Feb. 26, 2023 – Although the Drug Enforcement Agency wants to continue many of the pandemic-era flexibilities for prescribing controlled substances via telemedicine, it plans to make changes on the prescribing criteria for ADHD medications and highly addictive drugs like opioids, the agency announced Friday.
If approved, the changes will take effect when the public health emergency ends on May 11.
“DEA is committed to ensuring that all Americans can access needed medications,” said DEA Administrator Anne Milgram in a statement. “The permanent expansion of telemedicine flexibilities would continue greater access to care for patients across the country, while ensuring the safety of patients. DEA is committed to the expansion of telemedicine with guardrails that prevent the online overprescribing of controlled medications that can cause harm.”
The proposed rules are designed to help medical providers ensure what is known as “continuity of care,” meaning that patients can continue to get most treatments while being given the time to arrange in-person visits.
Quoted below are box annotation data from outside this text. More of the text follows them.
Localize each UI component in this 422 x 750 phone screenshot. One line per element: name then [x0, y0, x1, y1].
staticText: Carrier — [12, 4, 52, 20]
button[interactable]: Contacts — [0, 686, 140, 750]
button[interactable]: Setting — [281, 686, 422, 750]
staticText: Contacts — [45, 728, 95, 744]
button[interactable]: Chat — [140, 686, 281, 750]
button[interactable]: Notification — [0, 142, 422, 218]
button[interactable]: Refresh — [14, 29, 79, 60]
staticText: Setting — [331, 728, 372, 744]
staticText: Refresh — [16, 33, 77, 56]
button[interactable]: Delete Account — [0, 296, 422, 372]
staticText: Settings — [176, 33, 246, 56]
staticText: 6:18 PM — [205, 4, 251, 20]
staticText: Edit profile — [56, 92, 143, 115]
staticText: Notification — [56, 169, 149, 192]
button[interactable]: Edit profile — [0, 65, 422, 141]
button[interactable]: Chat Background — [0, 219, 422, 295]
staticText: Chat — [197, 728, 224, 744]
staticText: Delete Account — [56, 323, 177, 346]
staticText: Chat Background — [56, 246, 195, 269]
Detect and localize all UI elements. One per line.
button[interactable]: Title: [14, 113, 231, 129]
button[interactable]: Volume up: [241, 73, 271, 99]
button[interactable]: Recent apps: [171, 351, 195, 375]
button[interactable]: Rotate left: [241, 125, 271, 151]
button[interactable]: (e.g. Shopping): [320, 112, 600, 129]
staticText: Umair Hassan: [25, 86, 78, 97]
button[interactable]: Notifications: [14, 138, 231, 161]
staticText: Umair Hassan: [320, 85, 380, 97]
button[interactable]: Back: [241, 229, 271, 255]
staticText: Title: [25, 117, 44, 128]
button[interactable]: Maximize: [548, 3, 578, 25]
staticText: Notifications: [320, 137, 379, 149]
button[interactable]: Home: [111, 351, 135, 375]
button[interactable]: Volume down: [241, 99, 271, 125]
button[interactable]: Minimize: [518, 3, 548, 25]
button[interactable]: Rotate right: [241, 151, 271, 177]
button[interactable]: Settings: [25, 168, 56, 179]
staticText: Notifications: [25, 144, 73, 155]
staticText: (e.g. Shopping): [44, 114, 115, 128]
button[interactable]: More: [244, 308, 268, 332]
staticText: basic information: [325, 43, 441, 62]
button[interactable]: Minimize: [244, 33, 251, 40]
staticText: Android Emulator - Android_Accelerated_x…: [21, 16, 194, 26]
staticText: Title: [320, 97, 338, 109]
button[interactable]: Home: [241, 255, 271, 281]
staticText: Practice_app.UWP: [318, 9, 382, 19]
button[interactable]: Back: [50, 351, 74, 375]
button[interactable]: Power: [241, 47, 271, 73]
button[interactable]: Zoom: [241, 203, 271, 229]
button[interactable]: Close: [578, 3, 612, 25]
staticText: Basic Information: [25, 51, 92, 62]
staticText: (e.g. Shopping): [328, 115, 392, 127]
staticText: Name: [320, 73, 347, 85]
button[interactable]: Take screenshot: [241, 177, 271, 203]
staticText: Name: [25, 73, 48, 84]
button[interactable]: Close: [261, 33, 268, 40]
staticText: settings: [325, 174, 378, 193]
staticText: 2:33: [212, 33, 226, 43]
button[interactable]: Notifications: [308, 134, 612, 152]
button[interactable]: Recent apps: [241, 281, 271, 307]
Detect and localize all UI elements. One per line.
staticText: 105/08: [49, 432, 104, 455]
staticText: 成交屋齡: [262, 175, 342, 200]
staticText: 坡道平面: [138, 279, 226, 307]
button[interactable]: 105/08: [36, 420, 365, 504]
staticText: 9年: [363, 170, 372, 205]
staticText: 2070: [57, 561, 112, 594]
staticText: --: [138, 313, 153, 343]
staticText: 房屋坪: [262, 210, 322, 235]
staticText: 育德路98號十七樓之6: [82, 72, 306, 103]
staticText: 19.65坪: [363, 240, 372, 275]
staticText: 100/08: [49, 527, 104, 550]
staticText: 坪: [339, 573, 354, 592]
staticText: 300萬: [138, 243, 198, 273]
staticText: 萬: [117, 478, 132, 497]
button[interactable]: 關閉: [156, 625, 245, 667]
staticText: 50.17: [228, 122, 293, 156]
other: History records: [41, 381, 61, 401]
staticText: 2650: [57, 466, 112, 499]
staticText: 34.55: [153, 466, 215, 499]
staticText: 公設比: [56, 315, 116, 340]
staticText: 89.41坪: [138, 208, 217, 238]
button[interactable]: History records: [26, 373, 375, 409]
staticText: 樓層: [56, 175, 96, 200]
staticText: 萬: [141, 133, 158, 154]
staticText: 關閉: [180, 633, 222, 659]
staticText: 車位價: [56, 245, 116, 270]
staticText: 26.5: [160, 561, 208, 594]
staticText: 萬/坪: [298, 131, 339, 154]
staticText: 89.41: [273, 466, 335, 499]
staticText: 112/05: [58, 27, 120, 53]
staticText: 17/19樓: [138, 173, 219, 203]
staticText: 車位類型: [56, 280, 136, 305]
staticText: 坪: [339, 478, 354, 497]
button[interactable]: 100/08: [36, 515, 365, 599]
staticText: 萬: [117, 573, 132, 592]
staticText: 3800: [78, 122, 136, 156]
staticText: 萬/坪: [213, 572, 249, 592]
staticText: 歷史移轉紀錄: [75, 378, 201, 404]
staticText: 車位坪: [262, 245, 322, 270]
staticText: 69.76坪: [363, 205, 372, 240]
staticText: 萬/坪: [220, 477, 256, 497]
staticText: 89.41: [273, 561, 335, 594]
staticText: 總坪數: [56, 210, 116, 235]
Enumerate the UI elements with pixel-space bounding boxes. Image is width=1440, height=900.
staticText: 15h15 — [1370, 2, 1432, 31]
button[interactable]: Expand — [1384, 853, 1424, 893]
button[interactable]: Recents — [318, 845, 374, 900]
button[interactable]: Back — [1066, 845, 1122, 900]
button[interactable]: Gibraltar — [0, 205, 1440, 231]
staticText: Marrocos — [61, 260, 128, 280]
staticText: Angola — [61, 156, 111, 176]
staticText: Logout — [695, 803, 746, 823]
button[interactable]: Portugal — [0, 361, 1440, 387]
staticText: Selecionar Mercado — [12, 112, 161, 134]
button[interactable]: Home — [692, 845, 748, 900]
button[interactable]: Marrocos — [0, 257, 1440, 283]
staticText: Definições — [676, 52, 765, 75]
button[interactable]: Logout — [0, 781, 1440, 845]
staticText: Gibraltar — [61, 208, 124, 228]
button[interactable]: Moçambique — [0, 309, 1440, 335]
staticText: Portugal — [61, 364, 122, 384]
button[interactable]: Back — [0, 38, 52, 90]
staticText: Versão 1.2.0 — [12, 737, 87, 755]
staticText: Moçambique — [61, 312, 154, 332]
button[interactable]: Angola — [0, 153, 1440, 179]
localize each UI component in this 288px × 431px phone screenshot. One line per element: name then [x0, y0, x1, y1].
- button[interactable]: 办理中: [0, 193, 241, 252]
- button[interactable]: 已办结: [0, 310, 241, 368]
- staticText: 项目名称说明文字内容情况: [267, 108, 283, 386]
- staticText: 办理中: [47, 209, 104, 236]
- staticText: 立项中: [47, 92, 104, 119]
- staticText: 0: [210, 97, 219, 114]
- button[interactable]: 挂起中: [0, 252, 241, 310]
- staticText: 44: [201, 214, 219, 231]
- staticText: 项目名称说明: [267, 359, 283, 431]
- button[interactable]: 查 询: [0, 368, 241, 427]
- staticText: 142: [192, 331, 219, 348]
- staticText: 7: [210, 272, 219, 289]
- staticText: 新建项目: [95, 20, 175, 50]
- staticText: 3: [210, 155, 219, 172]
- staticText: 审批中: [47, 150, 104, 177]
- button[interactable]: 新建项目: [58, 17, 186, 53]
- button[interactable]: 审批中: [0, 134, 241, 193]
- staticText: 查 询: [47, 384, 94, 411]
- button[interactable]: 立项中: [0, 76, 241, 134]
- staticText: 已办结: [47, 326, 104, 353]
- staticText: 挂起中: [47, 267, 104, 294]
If someone has seen their provider in person, they can later be prescribed any controlled substance via a telemedicine visit. Additionally, if someone has seen a provider in-person, and that initial provider sends a referral to another provider, such as a specialist, then the specialist can prescribe a controlled substance via telemedicine.
The proposed limitations, which apply to schedule II through V substances, are as follows:
- Schedule II substances -- such as opioids, Adderall, and Vicodin -- require an in-person visit.
- Schedule III through V substances can be prescribed for 30 days after an initial telemedicine visit, but then an in-person visit is required for a refill.
- Buprenorphine for treatment of substance abuse can be prescribed for 30 days after an initial telemedicine visit, but then an in-person visit is required for a refill.
Schedule III through V drugs include anabolic steroids, Ambien, Tramadol, Valium, Xanax, Lomotil, and Lyrica.
The proposal does not impact getting a prescription via telemedicine for non-controlled substances, such as birth control, blood pressure or cholesterol medicines, antibiotics, skin creams, or insulin.
In a press release, the DEA suggested people look up their medication on this list to see whether or not it is a controlled substance.
The prescribing flexibilities for controlled substances that were allowed during the pandemic were credited with improving access to treatments, particularly for people in rural areas. The flexibilities were also seen as addressing the shortage of qualified prescribers, such as psychiatric medical providers who often book appointments weeks in advance.
However, critics say the relaxed system has resulted in people being prescribed medications that they don’t need. Rising addiction rates also have increased calls for a return to in-person appointments.
“Both sides of this tension have really good points. You don’t want barriers in the way of getting people prescriptions they need. But anytime you remove those barriers it’s also an opportunity for profit seekers to exploit the lax rules and sell the medicines to people who may not need them,” University of Buffalo associate professor David Herzberg, PhD, an expert on the opioid epidemic and the history of prescription drugs, told The Associated Press.
The DEA is currently gathering public comment on the proposed changes for 30 days.